A second-generation American, Vilmaris González is very proud of her Hispanic culture. Born in Trenton, New Jersey, her family moved to Colombia, Tennessee when she was two. With a grandmother still living in New Jersey and two living in Puerto Rico, the culture of Puerto Rico has been a big influence on who she is today.
Growing up in Colombia, Tennessee, Vilmaris always sensed that her family was different culturally from her classmates. It wasn’t until she was older that she spent more time with her friends from school. Instead, she grew up in the large community of Hispanics, including Dominicans, Puerto Ricans, and Cubans, that live in Colombia. She recently graduated from the University of Tennessee and currently works as an after-school counselor at a local elementary school and volunteers at a domestic violence and transitional housing center.
She spoke mainly English at home, even though her father spoke primarily in Spanish to her and her brother. So although she always had perfect comprehension of the Spanish language, she grew up feeling ashamed that her speaking skills were not as good as she wanted them to be. It wasn’t until she started college and studied abroad in Spain that she began to speak Spanish without fear or shame. And while she would like to use her Spanish in her career, being able to speak without fear has personal value for her: she can communicate with members of her family who don’t speak much English and she has a better understanding of her cultural roots.
Vilmaris spoke a lot about the stereotyping she experiences, especially because of her pale skin. She said: “What people don’t realize, especially in the States is just because I don’t have long black hair, kinky curly black hair and I’m not really tan, doesn’t mean I’m not Hispanic. And I’m always asked, “Oh are you half?” Just all these different speculations. You can see that when you go to Puerto Rico too. You see Afro-Puerto Ricans, you see people who are like me but with blonde hair and blue eyes. All different shades and colors.”
She wishes people would take the time to differentiate between the nationalities that exist within the Hispanic community, to see the cultural differences. She explains that while certain customs are shared by most Hispanics, each culture has unique dishes, dances, and customs. For example, in Puerto Rico there are many dishes made from plátanos such as tostón, mofongo, and pastel (a dish that mixes pork and a dough made from the banana).
She experiences stereotyping more so in the South, saying: “The south, in general and just from my experiences, isn’t as culturally aware of the differences within the Hispanic community and the different nationalities. If someone sees your last name or realizes you’re Hispanic they automatically assume you’re Mexican. And a lot of the time I’ve noticed that being Mexican isn’t very good in a lot of people’s eyes, it’s a negative connotation. But in my mind too, “Well why is it negative?” If I were to be Mexican, I would be proud, I would be okay with it. So many people assume that and then also view it as a negative thing. I can’t wrap my personal mind around it. I just don’t understand.”

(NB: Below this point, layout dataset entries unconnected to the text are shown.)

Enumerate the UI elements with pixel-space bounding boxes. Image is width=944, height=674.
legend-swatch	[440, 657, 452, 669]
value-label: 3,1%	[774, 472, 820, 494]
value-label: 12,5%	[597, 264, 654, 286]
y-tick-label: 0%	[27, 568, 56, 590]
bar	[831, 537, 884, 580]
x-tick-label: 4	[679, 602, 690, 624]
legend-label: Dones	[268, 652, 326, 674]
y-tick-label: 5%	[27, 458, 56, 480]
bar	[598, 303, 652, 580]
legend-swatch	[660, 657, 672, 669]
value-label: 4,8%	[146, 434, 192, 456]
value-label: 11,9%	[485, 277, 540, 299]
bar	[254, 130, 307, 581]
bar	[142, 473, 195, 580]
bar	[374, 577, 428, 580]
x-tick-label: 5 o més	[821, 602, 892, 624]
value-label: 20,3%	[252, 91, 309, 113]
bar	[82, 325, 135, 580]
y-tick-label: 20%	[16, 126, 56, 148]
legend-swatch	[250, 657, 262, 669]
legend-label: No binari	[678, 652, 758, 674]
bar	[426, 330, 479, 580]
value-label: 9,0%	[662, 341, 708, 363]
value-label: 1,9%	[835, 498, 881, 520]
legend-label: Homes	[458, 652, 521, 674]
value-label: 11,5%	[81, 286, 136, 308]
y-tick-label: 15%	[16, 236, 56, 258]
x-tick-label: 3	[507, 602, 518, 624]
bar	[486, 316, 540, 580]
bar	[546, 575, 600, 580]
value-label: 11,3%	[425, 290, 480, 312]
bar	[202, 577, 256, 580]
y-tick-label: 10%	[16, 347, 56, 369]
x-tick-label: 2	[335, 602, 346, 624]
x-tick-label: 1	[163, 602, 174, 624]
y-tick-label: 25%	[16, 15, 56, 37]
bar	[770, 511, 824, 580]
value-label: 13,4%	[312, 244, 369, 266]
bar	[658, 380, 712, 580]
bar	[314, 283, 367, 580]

Vilmaris has a huge appreciation for other cultures and loves to travel. This past summer, she interned in Romania where she worked in an international team of college students with middle-school children. She loves working with kids and influencing them, dispelling stereotypes and building understanding across cultures. In Romania, she was the first American several people had met. Abroad and in the States, she is changing perceptions of what it is to be American and Latina.